Retailer Sues Insurance Company over Data Breach Defense Costs
A Houston-based food and beverage retailer, Spec’s Family Partners Ltd., has filed suit against its insurance carrier, the Hanover Insurance Co., for costs relating to two data breaches suffered by the retailer in 2012 and 2014, respectively. The data breaches cost Spec’s almost $4 million in fees and costs to its card processor, which withheld money from the retailer to account for a portion of assessments levied against the processor by the payment networks in relation to the breaches.
Spec’s claims that Hanover agreed to cover Spec’s defense expenses in relation to the dispute with its processor. As evidence of this claim, Spec’s points to both its policy with Hanover and a separate Defense Funding Agreement entered into by Spec’s and Hanover, in which Hanover agreed to pay the retailer’s defense expenses related to the processor’s claims. However, when Spec’s filed suit against the processor in Tennessee over the withheld funds, Hanover refused to pay. Hanover based its refusal on the belief that Spec’s had not suffered any “defense expenses.” Rather, according to Hanover, the fees incurred by Spec’s in its litigation with the processor were done in pursuit of Spec’s affirmative claims and not a defense. Unsurprisingly, Spec’s disagreed with this characterization and filed suit against the insurer for breach of contract.
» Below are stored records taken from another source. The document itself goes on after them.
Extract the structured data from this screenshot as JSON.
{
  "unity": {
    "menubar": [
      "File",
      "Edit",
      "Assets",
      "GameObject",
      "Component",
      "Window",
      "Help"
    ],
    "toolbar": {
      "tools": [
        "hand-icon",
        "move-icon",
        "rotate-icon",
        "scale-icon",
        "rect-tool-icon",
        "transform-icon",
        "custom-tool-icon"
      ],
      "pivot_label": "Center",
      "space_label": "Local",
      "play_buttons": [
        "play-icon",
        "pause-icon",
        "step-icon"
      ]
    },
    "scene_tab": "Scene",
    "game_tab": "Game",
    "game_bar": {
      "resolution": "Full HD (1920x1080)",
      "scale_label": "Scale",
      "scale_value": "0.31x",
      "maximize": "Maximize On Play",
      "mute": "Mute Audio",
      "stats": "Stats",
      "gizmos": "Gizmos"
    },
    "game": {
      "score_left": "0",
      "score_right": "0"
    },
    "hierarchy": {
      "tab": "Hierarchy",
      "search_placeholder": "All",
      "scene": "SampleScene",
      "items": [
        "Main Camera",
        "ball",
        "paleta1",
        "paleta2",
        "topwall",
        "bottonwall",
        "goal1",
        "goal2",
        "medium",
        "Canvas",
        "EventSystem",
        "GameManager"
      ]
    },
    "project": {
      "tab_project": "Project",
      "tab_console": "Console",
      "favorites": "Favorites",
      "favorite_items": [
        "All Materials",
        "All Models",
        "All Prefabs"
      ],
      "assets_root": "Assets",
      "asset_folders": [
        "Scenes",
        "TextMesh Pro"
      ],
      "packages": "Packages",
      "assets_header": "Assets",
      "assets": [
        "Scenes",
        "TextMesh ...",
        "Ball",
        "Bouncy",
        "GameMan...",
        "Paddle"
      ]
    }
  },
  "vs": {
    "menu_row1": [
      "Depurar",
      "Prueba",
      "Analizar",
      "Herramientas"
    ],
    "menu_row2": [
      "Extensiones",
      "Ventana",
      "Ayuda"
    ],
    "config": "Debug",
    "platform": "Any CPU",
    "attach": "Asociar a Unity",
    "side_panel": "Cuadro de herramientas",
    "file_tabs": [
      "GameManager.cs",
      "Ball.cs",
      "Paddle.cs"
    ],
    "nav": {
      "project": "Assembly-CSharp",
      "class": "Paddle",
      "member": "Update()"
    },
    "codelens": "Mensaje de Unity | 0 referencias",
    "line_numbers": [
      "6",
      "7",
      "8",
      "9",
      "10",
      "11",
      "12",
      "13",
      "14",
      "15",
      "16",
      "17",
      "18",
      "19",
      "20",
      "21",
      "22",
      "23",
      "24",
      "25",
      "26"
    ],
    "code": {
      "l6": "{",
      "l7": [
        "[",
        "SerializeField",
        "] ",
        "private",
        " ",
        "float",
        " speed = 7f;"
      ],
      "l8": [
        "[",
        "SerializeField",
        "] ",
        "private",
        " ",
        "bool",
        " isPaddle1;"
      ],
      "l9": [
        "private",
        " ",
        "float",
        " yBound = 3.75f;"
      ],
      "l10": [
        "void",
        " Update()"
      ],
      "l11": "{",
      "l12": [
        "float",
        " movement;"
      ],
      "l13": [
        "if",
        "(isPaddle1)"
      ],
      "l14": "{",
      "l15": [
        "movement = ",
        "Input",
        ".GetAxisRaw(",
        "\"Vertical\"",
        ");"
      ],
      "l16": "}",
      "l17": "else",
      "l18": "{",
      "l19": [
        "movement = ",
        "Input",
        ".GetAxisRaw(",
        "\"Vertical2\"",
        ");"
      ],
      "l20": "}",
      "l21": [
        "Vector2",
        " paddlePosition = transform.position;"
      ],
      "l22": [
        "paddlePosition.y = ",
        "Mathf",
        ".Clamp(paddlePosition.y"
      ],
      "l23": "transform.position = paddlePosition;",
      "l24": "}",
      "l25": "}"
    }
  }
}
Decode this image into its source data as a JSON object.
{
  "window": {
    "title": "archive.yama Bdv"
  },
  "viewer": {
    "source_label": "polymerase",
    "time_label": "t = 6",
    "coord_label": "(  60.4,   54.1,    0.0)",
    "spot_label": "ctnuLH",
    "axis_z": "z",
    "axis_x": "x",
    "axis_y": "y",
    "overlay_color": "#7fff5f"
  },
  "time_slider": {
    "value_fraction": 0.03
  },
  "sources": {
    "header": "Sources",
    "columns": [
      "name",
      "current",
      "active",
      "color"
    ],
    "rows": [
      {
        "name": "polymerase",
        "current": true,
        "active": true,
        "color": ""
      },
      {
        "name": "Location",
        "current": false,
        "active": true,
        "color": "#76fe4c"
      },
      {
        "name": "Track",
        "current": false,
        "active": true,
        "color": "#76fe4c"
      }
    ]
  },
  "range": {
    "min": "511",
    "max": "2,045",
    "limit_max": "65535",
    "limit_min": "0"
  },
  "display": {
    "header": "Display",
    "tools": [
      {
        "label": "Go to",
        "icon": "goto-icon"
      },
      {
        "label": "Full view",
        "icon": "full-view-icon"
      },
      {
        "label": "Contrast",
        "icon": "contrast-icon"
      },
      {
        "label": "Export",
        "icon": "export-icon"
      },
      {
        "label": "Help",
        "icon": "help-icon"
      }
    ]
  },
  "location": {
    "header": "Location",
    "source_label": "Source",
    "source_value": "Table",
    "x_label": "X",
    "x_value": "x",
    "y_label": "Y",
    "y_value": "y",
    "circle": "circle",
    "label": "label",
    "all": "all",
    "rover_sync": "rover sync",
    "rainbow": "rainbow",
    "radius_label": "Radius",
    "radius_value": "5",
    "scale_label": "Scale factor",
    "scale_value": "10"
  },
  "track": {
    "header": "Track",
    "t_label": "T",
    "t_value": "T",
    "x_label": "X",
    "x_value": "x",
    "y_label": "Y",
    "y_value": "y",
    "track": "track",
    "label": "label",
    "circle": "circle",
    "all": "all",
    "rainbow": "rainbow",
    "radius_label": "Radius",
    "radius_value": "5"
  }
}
As data breaches become more common, the issue of which party bears the ultimate responsibility for costs and assessments stemming from a breach become a much larger issue. The suit filed by Spec’s highlights the importance of not only clearly delineating the responsibility for such losses in agreements between processors and merchants, but also of ensuring that any insurance coverage meant to account for costs and assessments stemming from a breach is also adequate.